SECTION 2.—EXPLANATION OF THE TITLE

§ 1. Mediæval.

Ingram, in his well-known book on economic history, following the opinion of Comte, refuses to consider the fourteenth and fifteenth centuries as part of the Middle Ages.[1] We intend, however, to treat of economic teaching up to the end of the fifteenth century. The best modern judges are agreed that the term Middle Ages must not be given a hard-and-fast meaning, but that it is capable of bearing a very elastic interpretation. The definition given in the Catholic Encyclopædia is: 'a term commonly used to designate that period of European history between the Fall of the Roman Empire and about the middle of the fifteenth century. The precise dates of the beginning, culmination, and end of the Middle Ages are more or less arbitrarily assumed according to the point of view adopted.' The eleventh edition of the Encyclopædia Britannica contains a similar opinion: 'This name is commonly given to that period of European history which lies between what are known as ancient and modern times, and which has generally been considered as extending from about the middle of the fifth to about the middle of the fifteenth centuries. The two dates adopted in old text-books were 476 and 1453, from the setting aside of the last emperor of the west until the fall of Constantinople. In reality it is impossible to fix any exact dates for the opening and close of such a period.'

[Footnote 1: History of Political Economy, p. 35.]

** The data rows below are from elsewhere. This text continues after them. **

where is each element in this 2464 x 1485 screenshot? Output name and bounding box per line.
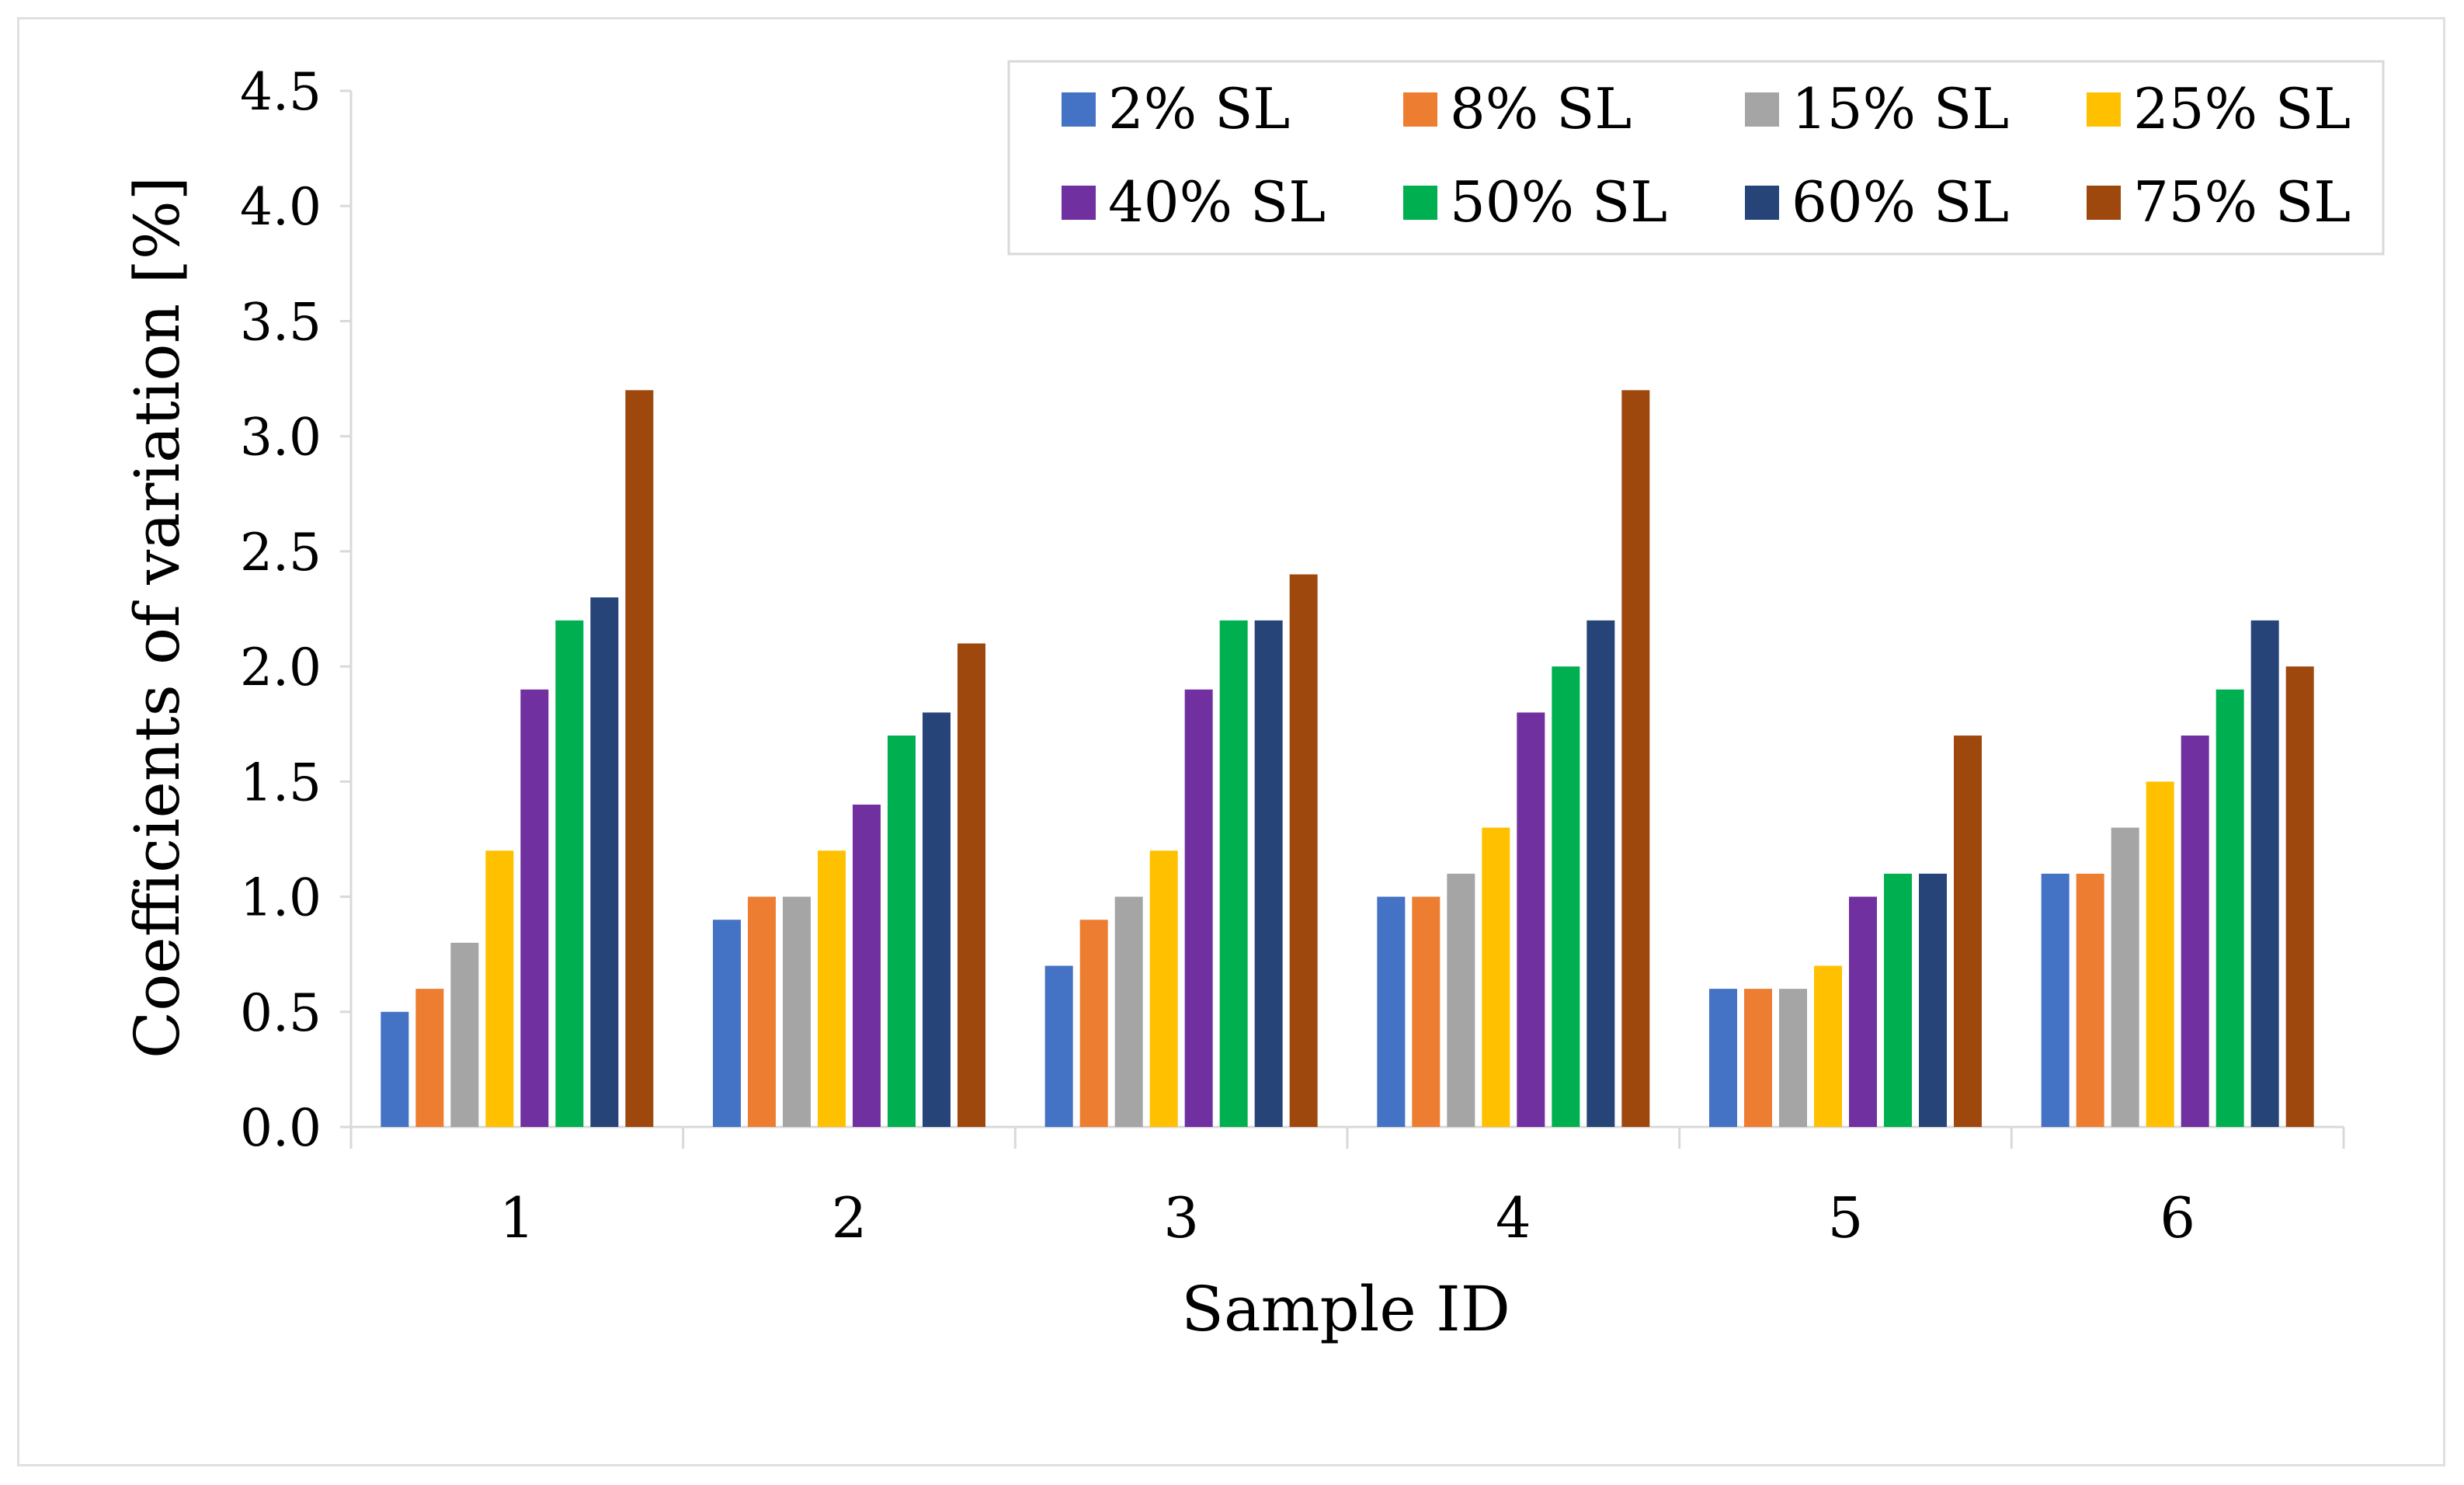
bar (1919, 873, 1947, 1127)
bar (2076, 873, 2104, 1127)
bar (748, 896, 776, 1127)
y-tick-label: 0.0 (240, 1098, 321, 1158)
bar (783, 896, 811, 1127)
bar (381, 1011, 409, 1127)
legend-swatch (1403, 186, 1437, 220)
axes: 0.0 0.5 1.0 1.5 2.0 2.5 3.0 3.5 4.0 4.5 1 2 3 4 5 6 (240, 62, 2345, 1250)
x-tick-label: 6 (2160, 1185, 2195, 1250)
bar (888, 736, 916, 1127)
legend-label: 15% SL (1792, 76, 2009, 141)
bar (1377, 896, 1406, 1127)
bar (1517, 712, 1545, 1127)
bar (1254, 620, 1283, 1127)
bar (1709, 989, 1737, 1127)
bar (1114, 896, 1143, 1127)
bar (2041, 873, 2070, 1127)
legend-swatch (2087, 186, 2121, 220)
bar (590, 597, 619, 1127)
bar (520, 689, 549, 1127)
x-tick-label: 4 (1496, 1185, 1531, 1250)
bar (818, 850, 846, 1127)
bar (2146, 781, 2174, 1127)
legend-swatch (1062, 92, 1096, 127)
bar (555, 620, 584, 1127)
y-tick-label: 3.5 (240, 292, 321, 352)
bars (381, 390, 2314, 1127)
bar (1814, 965, 1842, 1127)
legend-label: 40% SL (1108, 169, 1326, 235)
bar (1447, 873, 1475, 1127)
y-tick-label: 2.0 (240, 638, 321, 697)
x-axis-title: Sample ID (1181, 1273, 1510, 1345)
legend-label: 50% SL (1450, 169, 1667, 235)
bar (1184, 689, 1213, 1127)
chart-frame: 0.0 0.5 1.0 1.5 2.0 2.5 3.0 3.5 4.0 4.5 1 2 3 4 5 6 2% … (17, 17, 2445, 1466)
y-tick-label: 1.0 (240, 868, 321, 928)
bar (1779, 989, 1807, 1127)
y-tick-label: 0.5 (240, 983, 321, 1043)
bar (2181, 736, 2209, 1127)
y-tick-label: 1.5 (240, 753, 321, 812)
bar (1849, 896, 1877, 1127)
bar (485, 850, 514, 1127)
bar (2216, 689, 2244, 1127)
bar (1412, 896, 1441, 1127)
bar (853, 804, 881, 1127)
bar (450, 942, 479, 1127)
bar (713, 920, 741, 1127)
legend-label: 2% SL (1108, 76, 1290, 141)
bar (1884, 873, 1912, 1127)
y-tick-label: 4.5 (240, 62, 321, 122)
bar (2250, 620, 2279, 1127)
legend-box (1007, 60, 2385, 256)
bar (1044, 965, 1073, 1127)
bar (1079, 920, 1108, 1127)
legend-label: 75% SL (2133, 169, 2351, 235)
bar (1621, 390, 1650, 1127)
x-tick-label: 1 (499, 1185, 535, 1250)
bar-chart: 0.0 0.5 1.0 1.5 2.0 2.5 3.0 3.5 4.0 4.5 1 2 3 4 5 6 2% … (121, 60, 2385, 1345)
legend-label: 25% SL (2133, 76, 2351, 141)
legend-label: 8% SL (1450, 76, 1632, 141)
bar (415, 989, 444, 1127)
legend-label: 60% SL (1792, 169, 2009, 235)
y-tick-label: 4.0 (240, 177, 321, 237)
bar (1219, 620, 1248, 1127)
bar (1586, 620, 1615, 1127)
bar (2111, 827, 2139, 1127)
y-tick-label: 3.0 (240, 408, 321, 468)
legend: 2% SL 8% SL 15% SL 25% SL 40% SL 50% SL 60% SL… (1007, 60, 2385, 256)
bar (625, 390, 654, 1127)
legend-swatch (1403, 92, 1437, 127)
legend-swatch (1062, 186, 1096, 220)
x-tick-label: 3 (1163, 1185, 1199, 1250)
bar (957, 643, 985, 1127)
bar (1149, 850, 1178, 1127)
y-tick-label: 2.5 (240, 523, 321, 583)
bar (1482, 827, 1510, 1127)
bar (1289, 574, 1318, 1127)
legend-swatch (1745, 186, 1779, 220)
bar (1552, 666, 1580, 1127)
bar (923, 712, 950, 1127)
x-tick-label: 2 (832, 1185, 867, 1250)
bar (1744, 989, 1772, 1127)
y-axis-title: Coefficients of variation [%] (121, 176, 193, 1059)
legend-swatch (1745, 92, 1779, 127)
bar (1954, 736, 1982, 1127)
legend-swatch (2087, 92, 2121, 127)
x-tick-label: 5 (1828, 1185, 1864, 1250)
bar (2285, 666, 2314, 1127)
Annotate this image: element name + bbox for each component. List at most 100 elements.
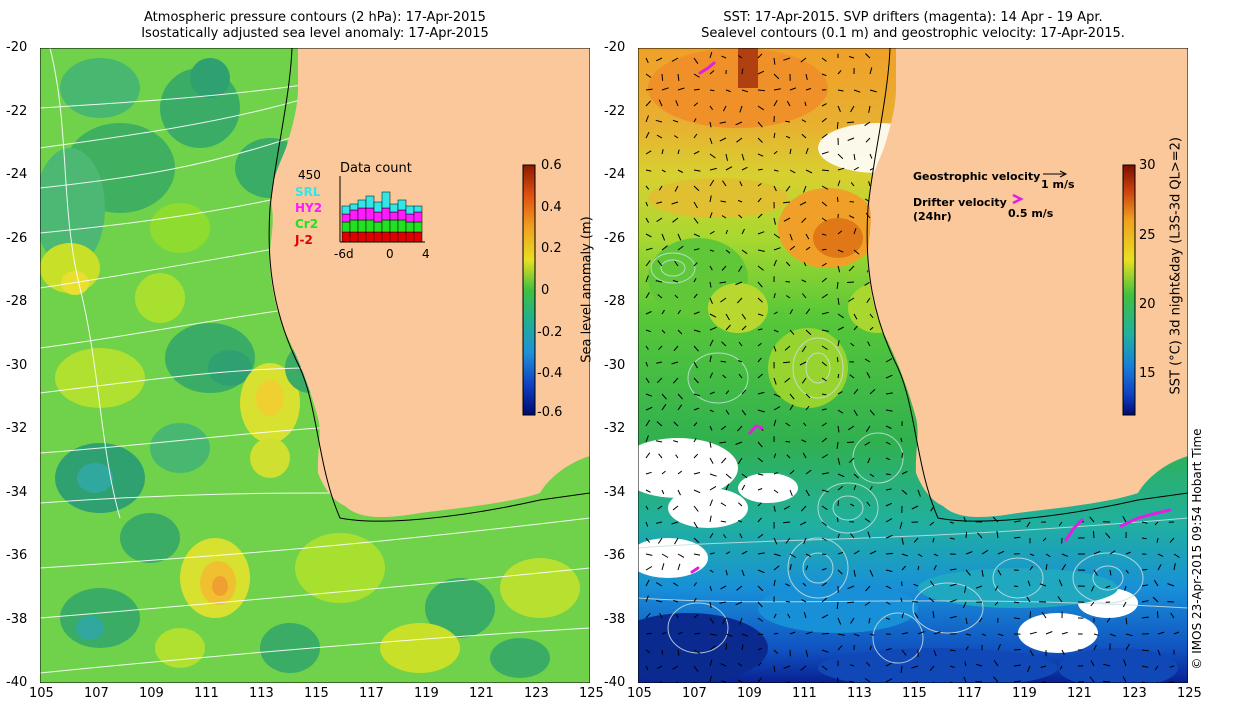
velocity-arrow [1123, 659, 1127, 667]
velocity-arrow [1168, 681, 1175, 683]
inset-bars [341, 191, 423, 243]
inset-bar-segment [349, 219, 359, 233]
velocity-arrow [693, 537, 700, 543]
left-lat-tick: -40 [6, 675, 28, 690]
velocity-arrow [735, 441, 743, 445]
velocity-arrow [949, 649, 956, 652]
velocity-arrow [805, 631, 813, 635]
velocity-arrow [885, 552, 893, 555]
velocity-arrow [805, 565, 809, 571]
velocity-arrow [709, 485, 717, 491]
velocity-arrow [1109, 569, 1112, 576]
velocity-arrow [787, 613, 791, 619]
velocity-arrow [645, 292, 650, 299]
sst-tick-2: 20 [1139, 297, 1156, 312]
velocity-arrow [709, 645, 716, 651]
velocity-arrow [899, 521, 903, 529]
right-lon-tick: 109 [737, 686, 762, 701]
velocity-arrow [1089, 676, 1095, 683]
velocity-arrow [656, 377, 663, 383]
velocity-arrow [785, 583, 791, 587]
inset-bar-segment [405, 231, 415, 243]
velocity-arrow [1156, 537, 1159, 543]
left-lon-tick: 123 [524, 686, 549, 701]
velocity-arrow [693, 57, 699, 64]
velocity-arrow [837, 105, 841, 112]
velocity-arrow [736, 137, 743, 143]
velocity-arrow [739, 181, 743, 187]
velocity-arrow [865, 53, 871, 59]
velocity-arrow [757, 457, 764, 463]
velocity-arrow [655, 600, 663, 603]
velocity-arrow [693, 614, 699, 619]
velocity-arrow [656, 201, 663, 204]
australia-land-sst [867, 48, 1188, 518]
velocity-arrow [693, 133, 698, 139]
velocity-arrow [741, 550, 748, 555]
velocity-arrow [656, 134, 663, 139]
velocity-arrow [965, 617, 968, 624]
right-lat-tick: -24 [604, 167, 626, 182]
velocity-arrow [757, 328, 763, 331]
velocity-arrow [1042, 537, 1047, 542]
velocity-arrow [803, 537, 807, 544]
velocity-arrow [821, 649, 829, 653]
velocity-arrow [853, 473, 859, 479]
velocity-arrow [645, 537, 650, 543]
velocity-arrow [709, 552, 715, 555]
velocity-arrow [1169, 665, 1175, 668]
velocity-arrow [975, 680, 983, 683]
inset-bar-segment [365, 207, 375, 221]
velocity-arrow [757, 265, 764, 271]
velocity-arrow [693, 185, 700, 192]
velocity-arrow [709, 473, 717, 477]
velocity-arrow [1141, 521, 1148, 524]
credit-text: © IMOS 23-Apr-2015 09:54 Hobart Time [1190, 428, 1204, 670]
velocity-arrow [773, 613, 777, 619]
velocity-arrow [737, 457, 743, 465]
velocity-arrow [709, 137, 713, 145]
velocity-arrow [757, 633, 764, 635]
velocity-arrow [674, 537, 679, 545]
velocity-arrow [805, 169, 813, 174]
velocity-arrow [741, 633, 749, 637]
velocity-arrow [837, 167, 845, 171]
velocity-arrow [757, 121, 763, 128]
velocity-arrow [1045, 553, 1051, 558]
velocity-arrow [885, 392, 893, 395]
velocity-arrow [693, 329, 701, 333]
velocity-arrow [709, 153, 716, 159]
velocity-arrow [773, 345, 777, 352]
velocity-arrow [737, 55, 743, 59]
velocity-arrow [693, 361, 698, 369]
left-lon-tick: 115 [304, 686, 329, 701]
velocity-arrow [1013, 536, 1021, 539]
velocity-arrow [847, 425, 855, 431]
velocity-arrow [964, 661, 967, 667]
velocity-arrow [821, 169, 829, 172]
velocity-arrow [693, 311, 700, 315]
velocity-arrow [805, 405, 810, 411]
velocity-arrow [720, 585, 727, 590]
velocity-arrow [803, 262, 807, 267]
velocity-arrow [645, 489, 651, 493]
velocity-arrow [993, 660, 999, 667]
left-lat-tick: -34 [6, 484, 28, 500]
velocity-arrow [885, 473, 891, 476]
inset-bar-segment [341, 231, 351, 243]
velocity-arrow [757, 517, 762, 523]
velocity-arrow [1125, 551, 1131, 555]
inset-bar-segment [349, 209, 359, 221]
right-lon-tick: 121 [1067, 686, 1092, 701]
velocity-arrow [1109, 633, 1116, 637]
velocity-arrow [949, 599, 957, 603]
velocity-arrow [803, 422, 807, 427]
velocity-arrow [801, 345, 807, 353]
velocity-arrow [757, 662, 762, 667]
right-title: SST: 17-Apr-2015. SVP drifters (magenta)… [638, 10, 1188, 42]
inset-bar-segment [365, 219, 375, 233]
sla-tick-1: 0.4 [541, 200, 562, 215]
velocity-arrow [677, 233, 682, 241]
velocity-arrow [645, 377, 650, 383]
velocity-arrow [900, 437, 903, 443]
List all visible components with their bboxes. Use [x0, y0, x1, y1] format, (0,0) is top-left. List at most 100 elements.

We are therefore justified in considering the fifteenth century as comprised hi the Middle Ages. This is especially so in the domain of economic theory. In actual practice the fourteenth and fifteenth centuries may have presented the appearance rather of the first stage of a new than of the last stage of an old era. This is Ingram's view. However true this may be of practice, it is not at all true of theory, which, as we shall see, continued to be entirely based on the writings of an author of the thirteenth century. Ingram admits this incidentally: 'During the fourteenth and fifteenth centuries the Catholic-feudal system was breaking down by the mutual conflicts of its own official members, while the constituent elements of a new order were rising beneath it. The movements of this phase can scarcely be said to find an echo in any contemporary economic literature.'[1] We need not therefore apologise further for including a consideration of the fourteenth and fifteenth centuries in our investigations as to the economic teaching of the Middle Ages. We are supported in doing so by such excellent authorities as Jourdain,[2] Roscher,[3] and Cossa.[4] Haney, in his History of Economic Thought,[5] says: 'It seems more nearly true to regard the years about 1500 as marking the end of mediæval times…. On large lines, and from the viewpoint of systems of thought rather than systems of industry, the Middle Ages may with profit be divided into two periods. From 400 down to 1200, or shortly thereafter, constitutes the first. During these years Christian theology opposed Roman institutions, and Germanic customs were superposed, until through action and reaction all were blended. This was the reconstruction; it was the "stormy struggle" to found a new ecclesiastical and civil system. From 1200 on to 1500 the world of thought settled to its level. Feudalism and scholasticism, the corner-stones of mediævalism, emerged and were dominant.'

[Footnote 1: Op. cit., p. 35.]

[Footnote 2: Mémoires sur les commencements de l'économie politique dans les écoles du moyen âge, Académie des Inscriptions et Belles-Lettres, vol. 28.]

[Footnote 3: Geschichte zur National-Ökonomik in Deutschland.]